La contradicción entre el orgullo y el deber la resuelve ralentizando la
operación hasta el límite, impidiendo, de esta manera, que los USA
murieran con los dólares al cuello. Esta historia real es la base en la
que se inspiró Stefan Ruzowitzky para rodar en 2007 ‘Los
falsificadores’.
Los
jerarcas nazis, y cualquiera con un mínimo conocimiento de
macroeconomía, es consciente de que el dinero mata cuando falta y ahoga
cuando sobra. La sobreabundancia genera una alianza perversa entre lo
económico y lo psicológico: el aumento paralelo de la inflación y de
las expectativas. Lo primero está muy estudiado, sobre lo segundo, al
entrar en el terreno emocional, existen menos estudios y más literatura.

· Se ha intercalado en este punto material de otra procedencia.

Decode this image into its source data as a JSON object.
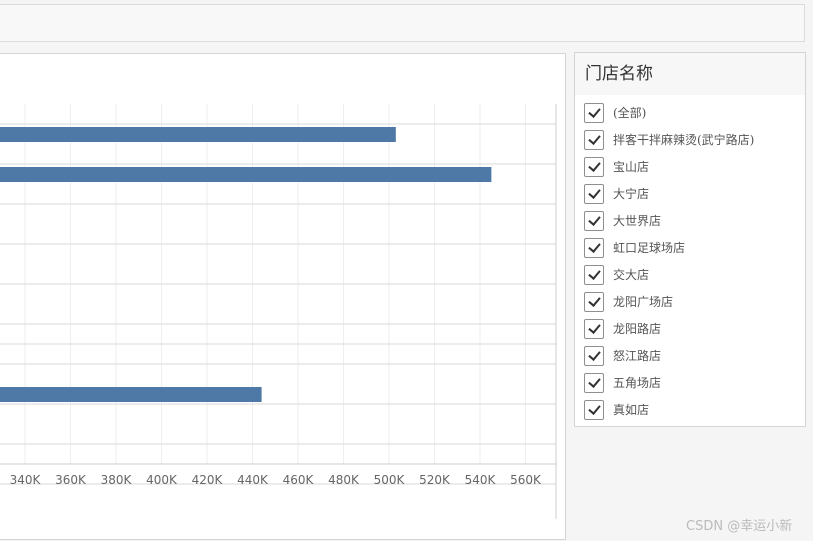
{
  "filter": {
    "title": "门店名称",
    "items": [
      {
        "label": "(全部)",
        "checked": true
      },
      {
        "label": "拌客干拌麻辣烫(武宁路店)",
        "checked": true
      },
      {
        "label": "宝山店",
        "checked": true
      },
      {
        "label": "大宁店",
        "checked": true
      },
      {
        "label": "大世界店",
        "checked": true
      },
      {
        "label": "虹口足球场店",
        "checked": true
      },
      {
        "label": "交大店",
        "checked": true
      },
      {
        "label": "龙阳广场店",
        "checked": true
      },
      {
        "label": "龙阳路店",
        "checked": true
      },
      {
        "label": "怒江路店",
        "checked": true
      },
      {
        "label": "五角场店",
        "checked": true
      },
      {
        "label": "真如店",
        "checked": true
      }
    ]
  },
  "watermark": "CSDN @幸运小新",
  "chart_data": {
    "type": "bar",
    "orientation": "horizontal",
    "x_ticks": [
      "340K",
      "360K",
      "380K",
      "400K",
      "420K",
      "440K",
      "460K",
      "480K",
      "500K",
      "520K",
      "540K",
      "560K"
    ],
    "xlim_visible": [
      325000,
      570000
    ],
    "bars": [
      {
        "row": 0,
        "value": 503000
      },
      {
        "row": 1,
        "value": 545000
      },
      {
        "row": 7,
        "value": 444000
      }
    ],
    "bar_color": "#4e79a7"
  }
}
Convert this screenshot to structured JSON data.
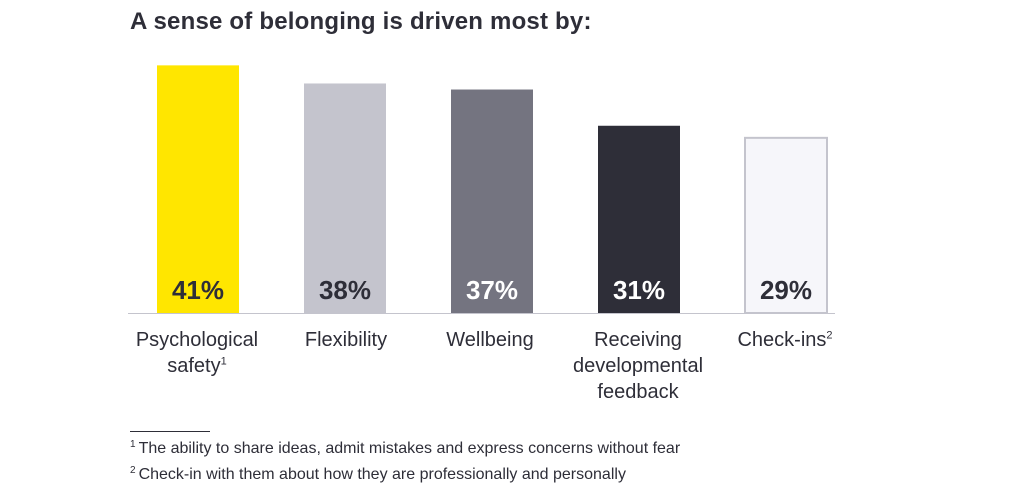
{
  "chart_data": {
    "type": "bar",
    "title": "A sense of belonging is driven most by:",
    "categories": [
      "Psychological safety",
      "Flexibility",
      "Wellbeing",
      "Receiving developmental feedback",
      "Check-ins"
    ],
    "values": [
      41,
      38,
      37,
      31,
      29
    ],
    "value_labels": [
      "41%",
      "38%",
      "37%",
      "31%",
      "29%"
    ],
    "colors": [
      "#ffe600",
      "#c4c4cd",
      "#747480",
      "#2e2e38",
      "#f6f6fa"
    ],
    "value_text_colors": [
      "#2e2e38",
      "#2e2e38",
      "#ffffff",
      "#ffffff",
      "#2e2e38"
    ],
    "xlabel": "",
    "ylabel": "",
    "ylim": [
      0,
      45
    ],
    "grid": false,
    "legend": "none"
  },
  "labels": {
    "cat0_line1": "Psychological",
    "cat0_line2": "safety",
    "cat0_sup": "1",
    "cat1": "Flexibility",
    "cat2": "Wellbeing",
    "cat3_line1": "Receiving",
    "cat3_line2": "developmental",
    "cat3_line3": "feedback",
    "cat4": "Check-ins",
    "cat4_sup": "2"
  },
  "footnotes": [
    {
      "marker": "1",
      "text": "The ability to share ideas, admit mistakes and express concerns without fear"
    },
    {
      "marker": "2",
      "text": "Check-in with them about how they are professionally and personally"
    }
  ]
}
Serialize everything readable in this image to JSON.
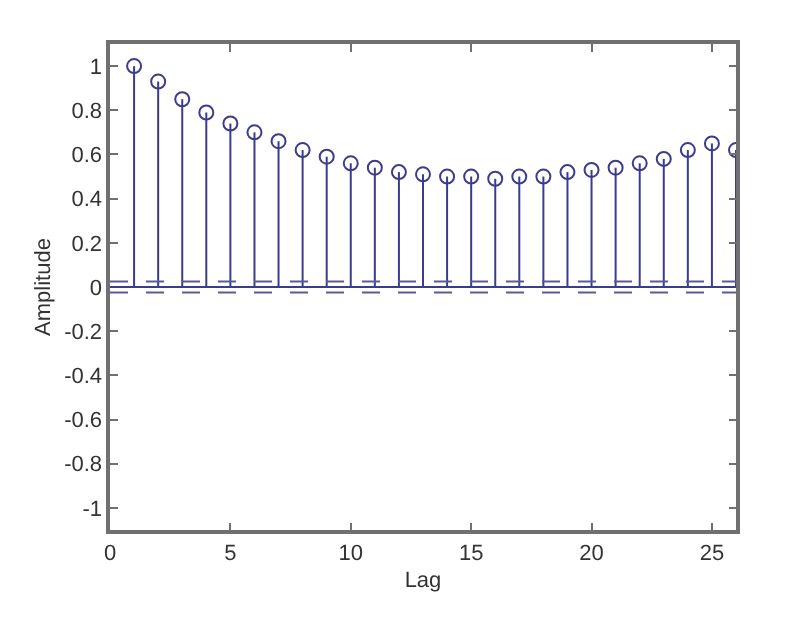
{
  "chart_data": {
    "type": "lollipop",
    "xlabel": "Lag",
    "ylabel": "Amplitude",
    "x": [
      1,
      2,
      3,
      4,
      5,
      6,
      7,
      8,
      9,
      10,
      11,
      12,
      13,
      14,
      15,
      16,
      17,
      18,
      19,
      20,
      21,
      22,
      23,
      24,
      25,
      26
    ],
    "series": [
      {
        "color": "#3c3c8c",
        "values": [
          1.0,
          0.93,
          0.85,
          0.79,
          0.74,
          0.7,
          0.66,
          0.62,
          0.59,
          0.56,
          0.54,
          0.52,
          0.51,
          0.5,
          0.5,
          0.49,
          0.5,
          0.5,
          0.52,
          0.53,
          0.54,
          0.56,
          0.58,
          0.62,
          0.65,
          0.62
        ]
      }
    ],
    "marker": "circle",
    "ref_lines": [
      {
        "axis": "y",
        "value": 0.025,
        "color": "#5a5a9a",
        "line_style": "dashed"
      },
      {
        "axis": "y",
        "value": -0.025,
        "color": "#5a5a9a",
        "line_style": "dashed"
      },
      {
        "axis": "y",
        "value": 0,
        "color": "#3c3c8c",
        "line_style": "solid"
      }
    ],
    "xlim": [
      0,
      26
    ],
    "xticks": [
      0,
      5,
      10,
      15,
      20,
      25
    ],
    "ylim": [
      -1.1,
      1.1
    ],
    "yticks": [
      -1,
      -0.8,
      -0.6,
      -0.4,
      -0.2,
      0,
      0.2,
      0.4,
      0.6,
      0.8,
      1
    ]
  }
}
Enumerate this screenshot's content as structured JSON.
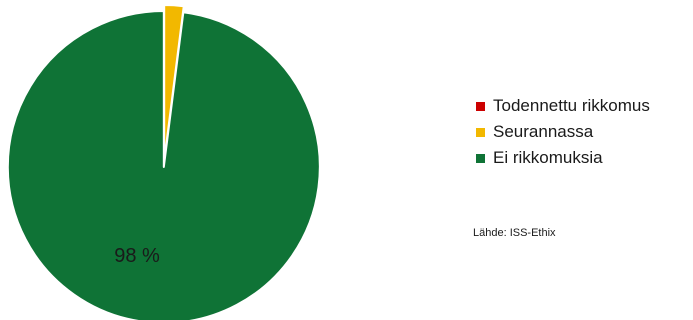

La última historia de España lo pone de manifiesto, no se sabe si fue
antes el huevo o la gallina, lo cierto es que los políticos y los
ciudadanos se retroalimentaron generando expectativas: cada pueblo
parecía menos si no tenía completo el catálogo de edificios
emblemáticos. La lógica de esa historia nos conduce hasta hoy. El globo
de las expectativas, cuando estalla, convierte al día a día en un
solar.
Nombre
por nombre, el partido de ayer estaba desequilibrado. La plantilla del
Valladolid tiene la misma base que la del año pasado en Segunda con
algún retoque adquirido en el mercado de saldos. Su rival, el Málaga, ha
forjado un equipo con la fuerza del oscuro talonario de uno de esos
jeques que obnubilan cuando ostentan su pastizal. Visto así, los
vallisoletanos parecían los tontos de la película: un equipo menor
frente a un aspirante a engrosar el cupo de los grandes. Aparentemente,
los costasoleños han sabido crecer, mientras los castellanos se anclan
en la supervivencia. En realidad prefiero el modelo local, el de un
equipo que no pierde la cara aunque los nombres del rival hagan más
ruido mediático. No solo eso, hoy, salvo un rato al inicio, ha impuesto
su juego, ha merecido ganar holgadamente, algún jugador (verbigracia,
Omar) ha mostrado su mejor cara y, aunque no cubra merecimientos, sigue
sumando. El Pucela puede ser un equipo menor en este circo, pero parece
que consolida su existencia en el mundo real. Lo otro, lo del Málaga,
suena a capricho pasajero, a sueño que termina mal. A billete falso.